You’re going to need (particularly if you’re a bigger team) some dedicated AI internal training program. That could be a collection of existing paid and/or free online resources.
When piloting the “AI for Marketers” course (which Marketing AI Institute created as a step-by-step journey and launched in December 2022), they had a lot of individual learners trying to figure AI out for themselves because they saw an opportunity. Then they start to see organizations looking at leveling up everyone.
Again, we’re talking about online learning and learning professionals here. We all get it. You can go after the individuals and try and create change agents, or sometimes you get lucky and you get the people who have the vision to transform organizations and teams. I think we’re at the stage with how quickly this is all going to move. People have to have a vision to transform and upskill teams. It’s going to be essential. You can’t hire these people. You have to upskill people.
Paul Roetzer
Lifelong Learning Habits
[34:33] – Do you have habits, practices, or resources that you draw on for your own lifelong learning? And what role does AI play in your learning?
Paul is a huge believer in the importance of ongoing learning. After college, once he found a purpose, he became intentional about he learned. He reads a lot, and his learning includes a heavy mix of audio books and podcasts. Audio books force him to learn in downtime. Then, if the book is good, Paul buys the digital version, rereads it, highlights and makes notes, and then exports the notes to synthesize them and uses that for inspiration.
Twitter is Paul’s primary learning vehicle for AI because many of the leading AI researchers and scientists are active there. He connects a lot of dots about the state of AI and where it’s going by listening to what they’re saying and then trying to understand why they’re saying it.
[37:21] – Anything else before we wrap up?

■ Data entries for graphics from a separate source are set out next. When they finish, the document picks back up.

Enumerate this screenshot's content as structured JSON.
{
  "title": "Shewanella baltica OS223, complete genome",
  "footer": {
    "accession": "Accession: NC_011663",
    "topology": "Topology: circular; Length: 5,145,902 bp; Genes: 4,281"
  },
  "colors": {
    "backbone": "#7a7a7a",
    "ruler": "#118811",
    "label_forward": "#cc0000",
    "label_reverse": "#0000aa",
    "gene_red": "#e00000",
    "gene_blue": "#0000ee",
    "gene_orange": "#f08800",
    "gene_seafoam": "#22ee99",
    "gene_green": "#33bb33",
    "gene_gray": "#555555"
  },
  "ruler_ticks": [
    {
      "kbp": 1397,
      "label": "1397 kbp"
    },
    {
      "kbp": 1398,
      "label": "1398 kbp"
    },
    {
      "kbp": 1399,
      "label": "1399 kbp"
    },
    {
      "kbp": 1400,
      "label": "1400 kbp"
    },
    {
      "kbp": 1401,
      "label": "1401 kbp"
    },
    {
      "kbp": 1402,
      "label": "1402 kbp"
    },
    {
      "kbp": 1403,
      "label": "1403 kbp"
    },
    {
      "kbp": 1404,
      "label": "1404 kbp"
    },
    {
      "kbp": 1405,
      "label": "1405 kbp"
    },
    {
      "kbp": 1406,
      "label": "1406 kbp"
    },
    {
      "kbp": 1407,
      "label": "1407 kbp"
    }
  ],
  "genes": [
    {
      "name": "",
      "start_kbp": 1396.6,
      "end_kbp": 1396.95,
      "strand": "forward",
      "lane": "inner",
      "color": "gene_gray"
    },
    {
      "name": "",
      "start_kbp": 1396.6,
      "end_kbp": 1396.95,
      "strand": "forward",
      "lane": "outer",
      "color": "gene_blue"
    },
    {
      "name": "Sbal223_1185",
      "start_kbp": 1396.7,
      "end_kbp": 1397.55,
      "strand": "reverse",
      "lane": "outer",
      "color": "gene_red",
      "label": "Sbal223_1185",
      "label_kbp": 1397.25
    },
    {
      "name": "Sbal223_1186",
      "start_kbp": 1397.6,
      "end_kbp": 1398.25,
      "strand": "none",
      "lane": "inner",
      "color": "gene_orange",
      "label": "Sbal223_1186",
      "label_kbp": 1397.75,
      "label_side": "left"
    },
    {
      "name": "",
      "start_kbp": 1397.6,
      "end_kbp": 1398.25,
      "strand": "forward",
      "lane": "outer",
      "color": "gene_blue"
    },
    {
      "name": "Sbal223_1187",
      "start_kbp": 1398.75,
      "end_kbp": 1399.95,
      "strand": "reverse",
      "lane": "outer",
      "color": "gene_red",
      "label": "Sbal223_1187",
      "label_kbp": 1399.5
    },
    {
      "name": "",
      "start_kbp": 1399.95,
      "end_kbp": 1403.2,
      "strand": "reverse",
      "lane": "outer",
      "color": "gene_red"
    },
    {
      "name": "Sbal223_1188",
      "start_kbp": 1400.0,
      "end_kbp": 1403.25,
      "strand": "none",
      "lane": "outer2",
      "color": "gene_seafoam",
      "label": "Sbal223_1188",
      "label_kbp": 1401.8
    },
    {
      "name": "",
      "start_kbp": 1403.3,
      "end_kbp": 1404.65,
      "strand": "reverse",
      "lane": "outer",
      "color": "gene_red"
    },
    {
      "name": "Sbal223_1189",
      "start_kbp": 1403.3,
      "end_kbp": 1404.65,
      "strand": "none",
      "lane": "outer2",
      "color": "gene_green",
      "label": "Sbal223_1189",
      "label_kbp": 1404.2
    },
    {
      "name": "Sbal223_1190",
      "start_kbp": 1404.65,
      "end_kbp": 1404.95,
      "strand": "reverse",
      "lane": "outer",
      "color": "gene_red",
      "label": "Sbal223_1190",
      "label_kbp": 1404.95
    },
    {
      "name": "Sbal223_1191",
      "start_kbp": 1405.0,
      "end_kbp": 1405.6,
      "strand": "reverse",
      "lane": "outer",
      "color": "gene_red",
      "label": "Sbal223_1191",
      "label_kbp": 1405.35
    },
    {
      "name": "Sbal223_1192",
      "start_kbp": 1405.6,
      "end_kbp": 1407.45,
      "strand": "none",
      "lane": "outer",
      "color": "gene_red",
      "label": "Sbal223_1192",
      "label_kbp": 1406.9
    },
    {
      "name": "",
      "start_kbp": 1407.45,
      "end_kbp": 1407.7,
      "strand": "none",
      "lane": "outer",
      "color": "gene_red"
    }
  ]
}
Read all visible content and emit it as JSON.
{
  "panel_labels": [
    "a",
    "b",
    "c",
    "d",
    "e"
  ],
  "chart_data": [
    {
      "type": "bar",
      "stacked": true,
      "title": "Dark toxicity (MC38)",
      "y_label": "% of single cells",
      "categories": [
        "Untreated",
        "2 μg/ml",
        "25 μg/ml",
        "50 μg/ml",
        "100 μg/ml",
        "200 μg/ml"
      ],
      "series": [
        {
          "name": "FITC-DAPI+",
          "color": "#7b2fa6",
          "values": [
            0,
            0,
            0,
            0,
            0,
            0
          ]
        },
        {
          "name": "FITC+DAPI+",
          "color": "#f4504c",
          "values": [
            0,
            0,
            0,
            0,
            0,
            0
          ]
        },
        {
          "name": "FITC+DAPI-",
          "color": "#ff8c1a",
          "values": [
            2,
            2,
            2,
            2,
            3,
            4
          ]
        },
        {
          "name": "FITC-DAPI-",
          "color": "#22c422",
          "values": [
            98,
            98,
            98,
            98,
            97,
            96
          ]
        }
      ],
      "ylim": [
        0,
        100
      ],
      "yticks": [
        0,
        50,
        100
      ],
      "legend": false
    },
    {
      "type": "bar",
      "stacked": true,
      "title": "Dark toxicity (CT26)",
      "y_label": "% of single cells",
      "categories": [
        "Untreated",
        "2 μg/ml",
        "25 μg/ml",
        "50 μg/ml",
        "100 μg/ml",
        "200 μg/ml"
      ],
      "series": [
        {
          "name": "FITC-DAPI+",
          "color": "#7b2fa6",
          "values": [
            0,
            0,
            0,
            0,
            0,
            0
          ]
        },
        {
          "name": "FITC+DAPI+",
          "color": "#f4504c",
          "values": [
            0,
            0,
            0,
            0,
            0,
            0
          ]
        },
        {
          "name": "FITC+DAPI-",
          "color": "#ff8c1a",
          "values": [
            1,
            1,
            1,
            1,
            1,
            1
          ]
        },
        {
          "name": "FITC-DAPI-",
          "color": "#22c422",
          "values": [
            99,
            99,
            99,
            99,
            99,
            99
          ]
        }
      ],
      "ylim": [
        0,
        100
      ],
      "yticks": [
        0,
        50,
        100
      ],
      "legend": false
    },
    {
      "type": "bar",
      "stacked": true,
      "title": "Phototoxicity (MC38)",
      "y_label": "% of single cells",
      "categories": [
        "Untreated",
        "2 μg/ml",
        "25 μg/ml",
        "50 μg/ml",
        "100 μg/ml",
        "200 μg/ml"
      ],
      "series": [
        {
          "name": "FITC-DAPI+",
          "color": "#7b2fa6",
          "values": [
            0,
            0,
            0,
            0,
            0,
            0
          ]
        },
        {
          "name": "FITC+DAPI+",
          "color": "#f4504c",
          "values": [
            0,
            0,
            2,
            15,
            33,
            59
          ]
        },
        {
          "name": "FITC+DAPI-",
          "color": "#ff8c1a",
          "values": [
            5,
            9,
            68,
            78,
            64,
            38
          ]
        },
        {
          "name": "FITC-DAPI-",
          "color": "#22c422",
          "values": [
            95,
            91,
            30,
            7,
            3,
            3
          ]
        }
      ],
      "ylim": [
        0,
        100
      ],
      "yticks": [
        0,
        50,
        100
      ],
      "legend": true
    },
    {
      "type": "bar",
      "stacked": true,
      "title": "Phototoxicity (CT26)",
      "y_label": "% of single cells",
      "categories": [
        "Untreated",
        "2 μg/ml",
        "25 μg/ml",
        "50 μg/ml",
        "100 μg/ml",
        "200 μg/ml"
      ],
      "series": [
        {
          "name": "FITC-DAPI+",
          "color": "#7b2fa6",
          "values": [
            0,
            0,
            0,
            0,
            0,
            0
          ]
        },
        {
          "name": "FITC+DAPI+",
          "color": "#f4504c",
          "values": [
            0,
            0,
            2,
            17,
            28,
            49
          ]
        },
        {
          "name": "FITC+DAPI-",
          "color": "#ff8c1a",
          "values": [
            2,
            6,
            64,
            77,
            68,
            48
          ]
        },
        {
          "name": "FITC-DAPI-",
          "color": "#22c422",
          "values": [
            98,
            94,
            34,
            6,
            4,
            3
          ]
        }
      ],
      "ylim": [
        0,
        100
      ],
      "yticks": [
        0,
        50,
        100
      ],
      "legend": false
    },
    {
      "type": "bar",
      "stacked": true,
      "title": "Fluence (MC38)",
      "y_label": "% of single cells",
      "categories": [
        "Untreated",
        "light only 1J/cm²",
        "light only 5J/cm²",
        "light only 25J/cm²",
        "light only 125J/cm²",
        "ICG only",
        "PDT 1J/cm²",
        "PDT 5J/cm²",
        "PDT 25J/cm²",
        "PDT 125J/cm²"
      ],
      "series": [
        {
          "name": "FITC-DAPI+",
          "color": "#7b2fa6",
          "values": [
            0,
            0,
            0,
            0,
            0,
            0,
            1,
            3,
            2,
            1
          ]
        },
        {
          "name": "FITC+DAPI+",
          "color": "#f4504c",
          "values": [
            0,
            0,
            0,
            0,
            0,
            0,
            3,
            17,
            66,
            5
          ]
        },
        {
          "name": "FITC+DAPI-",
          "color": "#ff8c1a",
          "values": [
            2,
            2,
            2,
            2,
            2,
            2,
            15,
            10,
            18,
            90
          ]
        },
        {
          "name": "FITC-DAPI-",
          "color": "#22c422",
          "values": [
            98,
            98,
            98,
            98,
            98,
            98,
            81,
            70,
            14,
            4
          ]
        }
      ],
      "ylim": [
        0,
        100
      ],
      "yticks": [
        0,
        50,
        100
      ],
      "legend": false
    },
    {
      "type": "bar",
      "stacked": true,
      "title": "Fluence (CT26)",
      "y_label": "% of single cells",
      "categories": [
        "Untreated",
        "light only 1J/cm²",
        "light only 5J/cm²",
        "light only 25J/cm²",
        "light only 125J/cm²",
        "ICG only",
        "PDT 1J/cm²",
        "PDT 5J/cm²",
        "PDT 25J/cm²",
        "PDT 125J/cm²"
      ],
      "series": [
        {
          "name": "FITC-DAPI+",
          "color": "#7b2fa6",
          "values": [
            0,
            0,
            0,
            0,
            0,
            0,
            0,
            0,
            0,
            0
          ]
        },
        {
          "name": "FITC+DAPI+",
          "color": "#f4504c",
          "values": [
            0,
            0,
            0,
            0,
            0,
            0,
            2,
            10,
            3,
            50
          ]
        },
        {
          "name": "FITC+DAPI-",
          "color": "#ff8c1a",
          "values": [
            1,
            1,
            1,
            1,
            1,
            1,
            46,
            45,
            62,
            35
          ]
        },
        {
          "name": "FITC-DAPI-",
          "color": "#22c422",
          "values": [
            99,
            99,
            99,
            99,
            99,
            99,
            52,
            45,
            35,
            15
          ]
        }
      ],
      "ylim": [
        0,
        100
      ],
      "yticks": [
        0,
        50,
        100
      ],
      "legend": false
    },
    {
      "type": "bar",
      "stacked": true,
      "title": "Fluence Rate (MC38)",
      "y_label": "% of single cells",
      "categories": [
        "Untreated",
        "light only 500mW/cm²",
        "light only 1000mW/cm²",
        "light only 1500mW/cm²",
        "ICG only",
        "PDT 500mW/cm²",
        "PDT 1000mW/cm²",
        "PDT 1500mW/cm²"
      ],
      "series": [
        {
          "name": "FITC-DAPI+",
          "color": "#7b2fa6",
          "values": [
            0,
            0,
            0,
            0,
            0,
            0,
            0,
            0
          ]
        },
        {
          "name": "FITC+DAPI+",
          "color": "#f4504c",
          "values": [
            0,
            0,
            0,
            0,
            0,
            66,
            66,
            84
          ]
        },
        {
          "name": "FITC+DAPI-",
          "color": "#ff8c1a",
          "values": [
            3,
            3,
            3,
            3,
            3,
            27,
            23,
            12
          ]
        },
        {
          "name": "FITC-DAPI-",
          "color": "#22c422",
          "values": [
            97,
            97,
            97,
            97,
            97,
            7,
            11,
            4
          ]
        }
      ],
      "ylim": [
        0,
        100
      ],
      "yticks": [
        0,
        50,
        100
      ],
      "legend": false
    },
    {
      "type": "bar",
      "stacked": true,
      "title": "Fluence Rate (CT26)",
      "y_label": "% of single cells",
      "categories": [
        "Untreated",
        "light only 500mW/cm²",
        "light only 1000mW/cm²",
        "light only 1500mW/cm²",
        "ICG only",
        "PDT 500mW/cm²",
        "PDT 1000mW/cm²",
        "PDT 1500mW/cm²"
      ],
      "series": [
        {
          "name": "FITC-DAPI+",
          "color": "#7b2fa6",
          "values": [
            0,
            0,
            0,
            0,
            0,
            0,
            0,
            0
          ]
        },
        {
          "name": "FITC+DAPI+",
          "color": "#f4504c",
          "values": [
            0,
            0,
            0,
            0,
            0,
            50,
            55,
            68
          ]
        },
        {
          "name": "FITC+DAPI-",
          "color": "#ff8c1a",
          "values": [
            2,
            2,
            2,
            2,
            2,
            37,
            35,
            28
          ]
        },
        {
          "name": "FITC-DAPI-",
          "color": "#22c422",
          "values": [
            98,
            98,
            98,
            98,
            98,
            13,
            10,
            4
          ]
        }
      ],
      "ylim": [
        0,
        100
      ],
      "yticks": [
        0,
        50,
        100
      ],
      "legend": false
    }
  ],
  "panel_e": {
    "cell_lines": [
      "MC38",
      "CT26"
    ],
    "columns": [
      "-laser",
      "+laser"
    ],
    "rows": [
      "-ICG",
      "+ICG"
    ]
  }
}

We’re talking to people who teach for a living and help other people learn. To me, curiosity is the key to learning, and it is absolutely the key to understanding AI. If you have some level of curiosity—maybe this is the first time you’re really sitting down and listening to something about AI—just pick the part of it that seems fascinating to you and pursue that thread. You don’t have to learn all this stuff. You don’t have to be able to give a talk like this or anything. Just find the part that’s relevant to your domain and pursue it. Pick one thing, and I think you’ll find that it probably holds a world of potential for you in your business.
Paul Roetzer
[38:12] – Wrap-up
Paul Roetzer is the founder and CEO of Marketing AI Institute.